Zhao allowed himself a grin and slid back down the channel wall to join the others at the base of the gulley. “Well done, Hummingbird.” He turned to Jue. “Call the men to their fallback positions.” Then to Ruan. “When the others are clear, order the detonators hit.”
Needing no further instruction, the two lieutenants nodded and hurried off to carry out Zhao's orders.
“If this works, Ruan might never forgive you,” Zhao said in a low voice to Huang, smiling slightly. Huang raised an eyebrow, concerned, and Zhao explained. “He always did like getting his hands a bit dirty, if you take my meaning, and this plan of yours leaves him with little to do but conduct traffic. If we can take out an armed convoy with a few well-placed explosives and a bit of theater, Ruan might find himself without an opportunity to slake that damned bloodthirst of his.”
“Ruan's not bloodthirsty,” Huang objected, feeling the need to come to his rival's defense despite what Ruan thought of him. “He just sees it as doing the job properly, and saving us the trouble of having to do it all over again later.”
Zhao nodded slightly, clearly unconvinced. “Perhaps. But you might try to remember that
your
neck was once a job Ruan wanted to do properly, and you might want to wonder whether he thinks it still needs doing, at that.”
Huang grinned. “I'll try to remember that.”
The last of the bandits who'd harried the crawlers on foot was now leaping down into the channel, and to safety. The snipers continued to
plink
their shots against the crawlers' armor, but even they were retreating one by one from their entrenched positions to the safety of the gully's floor.
“That's the last of them,” Zhao said in a voice scarcely above a whisper. Perhaps he, too, was afraid that the convoy might overhear, and spoil the surprise that awaited them. “Won't be long now.”
As if in response, there came a low hissing sound from the direction of the ring of crawlers, as the first of the detonators began to strike alight.
“Get down,” Huang said urgently, sliding back down the cliff wall, motioning to the few bandits on either side who had chanced a peek over the ledge.
Zhao hunched down beside him and covered his ears. Huang, remembering Zhao's long experience with these kinds of explosives down in the mine shafts, followed suit, squeezing his eyes to narrow slits for good measure.
They
felt
the explosions as much as heard them.
And then it was over.
 
Even at this distance, the bandits were pelted with a rain of red sand and shards of rock, even splinters of metal sheared from the crawlers themselves. Luckily few of those in the shelter of the channel received any noticeable injuries from the shrapnel, and these were bandaged easily enough. Huang just tried not to think too long about those who had been inside the crawlers and the risks to
them
.
When the rain of dust and debris slowed, and the cloud kicked up by the half dozen explosions cleared, Zhao and Huang chanced a look back over the channel's edge to see how well the plan had worked.

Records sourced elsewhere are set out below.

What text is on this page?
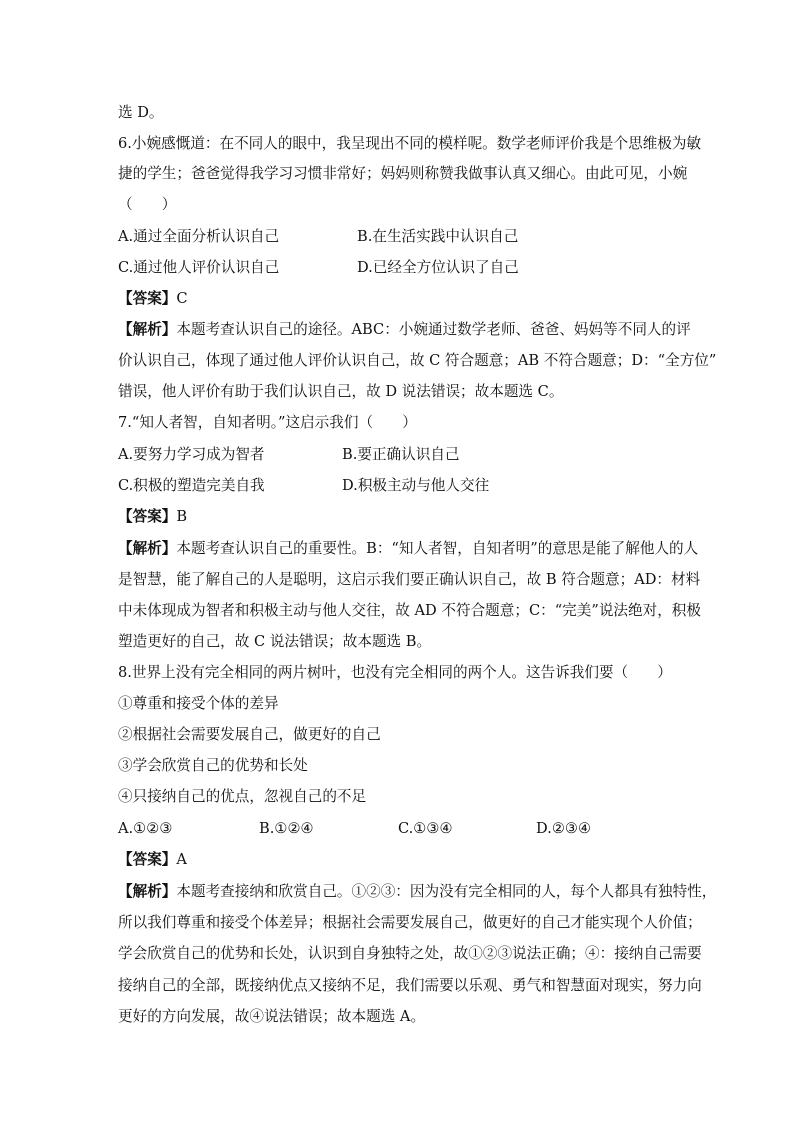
选 D。
6.小婉感慨道：在不同人的眼中，我呈现出不同的模样呢。数学老师评价我是个思维极为敏
捷的学生；爸爸觉得我学习习惯非常好；妈妈则称赞我做事认真又细心。由此可见，小婉
（　　）
A.通过全面分析认识自己	B.在生活实践中认识自己
C.通过他人评价认识自己	D.已经全方位认识了自己
【答案】C
【解析】本题考查认识自己的途径。ABC：小婉通过数学老师、爸爸、妈妈等不同人的评
价认识自己，体现了通过他人评价认识自己，故 C 符合题意；AB 不符合题意；D：“全方位”
错误，他人评价有助于我们认识自己，故 D 说法错误；故本题选 C。
7.“知人者智，自知者明。”这启示我们（　　）
A.要努力学习成为智者	B.要正确认识自己
C.积极的塑造完美自我	D.积极主动与他人交往
【答案】B
【解析】本题考查认识自己的重要性。B：“知人者智，自知者明”的意思是能了解他人的人
是智慧，能了解自己的人是聪明，这启示我们要正确认识自己，故 B 符合题意；AD：材料
中未体现成为智者和积极主动与他人交往，故 AD 不符合题意；C：“完美”说法绝对，积极
塑造更好的自己，故 C 说法错误；故本题选 B。
8.世界上没有完全相同的两片树叶，也没有完全相同的两个人。这告诉我们要（　　）
①尊重和接受个体的差异
②根据社会需要发展自己，做更好的自己
③学会欣赏自己的优势和长处
④只接纳自己的优点，忽视自己的不足
A.①②③	B.①②④	C.①③④	D.②③④
【答案】A
【解析】本题考查接纳和欣赏自己。①②③：因为没有完全相同的人，每个人都具有独特性，
所以我们尊重和接受个体差异；根据社会需要发展自己，做更好的自己才能实现个人价值；
学会欣赏自己的优势和长处，认识到自身独特之处，故①②③说法正确；④：接纳自己需要
接纳自己的全部，既接纳优点又接纳不足，我们需要以乐观、勇气和智慧面对现实，努力向
更好的方向发展，故④说法错误；故本题选 A。
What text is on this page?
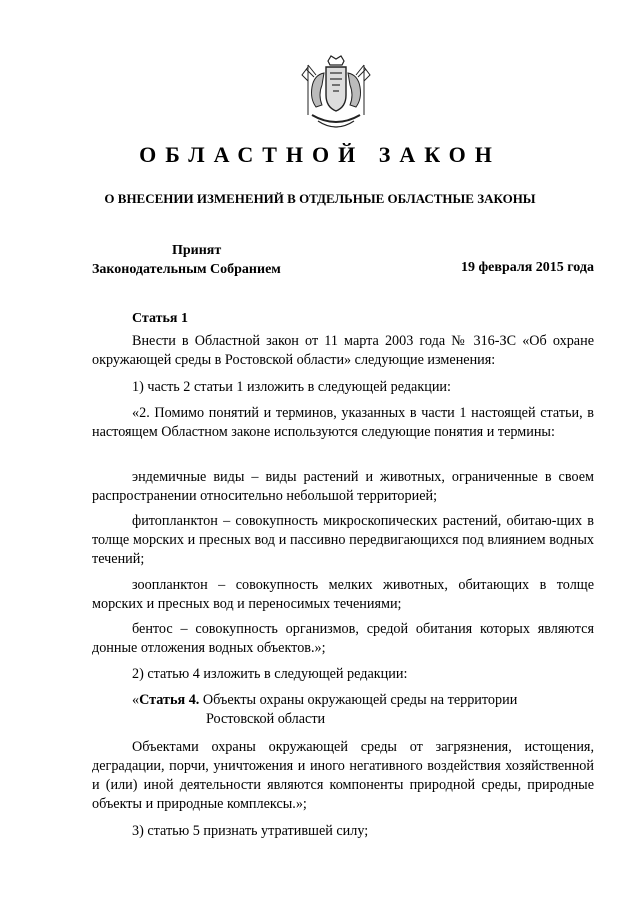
ОБЛАСТНОЙ ЗАКОН
О ВНЕСЕНИИ ИЗМЕНЕНИЙ В ОТДЕЛЬНЫЕ ОБЛАСТНЫЕ ЗАКОНЫ
Принят
Законодательным Собранием	19 февраля 2015 года
Статья 1
Внести в Областной закон от 11 марта 2003 года № 316-ЗС «Об охране окружающей среды в Ростовской области» следующие изменения:
1) часть 2 статьи 1 изложить в следующей редакции:
«2. Помимо понятий и терминов, указанных в части 1 настоящей статьи, в настоящем Областном законе используются следующие понятия и термины:
эндемичные виды – виды растений и животных, ограниченные в своем распространении относительно небольшой территорией;
фитопланктон – совокупность микроскопических растений, обитаю-щих в толще морских и пресных вод и пассивно передвигающихся под влиянием водных течений;
зоопланктон – совокупность мелких животных, обитающих в толще морских и пресных вод и переносимых течениями;
бентос – совокупность организмов, средой обитания которых являются донные отложения водных объектов.»;
2) статью 4 изложить в следующей редакции:
«Статья 4. Объекты охраны окружающей среды на территории
Ростовской области
Объектами охраны окружающей среды от загрязнения, истощения, деградации, порчи, уничтожения и иного негативного воздействия хозяйственной и (или) иной деятельности являются компоненты природной среды, природные объекты и природные комплексы.»;
3) статью 5 признать утратившей силу;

Huang's plan, it transpired, had outperformed anyone's expectations. It was just as well that there wasn't much of a market for the goods and materiel carried by the convoy, because little of it survived the blast. For that matter, the crawlers themselves scarcely survived the blast, with only twisted shapes of blackened metal and smoking ruin remaining where the sickly yellowish green crawlers had been only moments before.
The explosives had been plunder the bandits had won from another convoy some time before, but Zhao and the others had seen little use for the stuff before now. They had worked in mines, after all, and having been miners, they would always
be
miners in some matters. To them, explosives were of use in clearing rock, in blasting passages in the skin of the planet itself, and little else besides. Of course any number of them had lost fingers or limbs, or fidelity of hearing, or even loved ones to unintentional blasts, but they still did not think of explosives as potential weapons.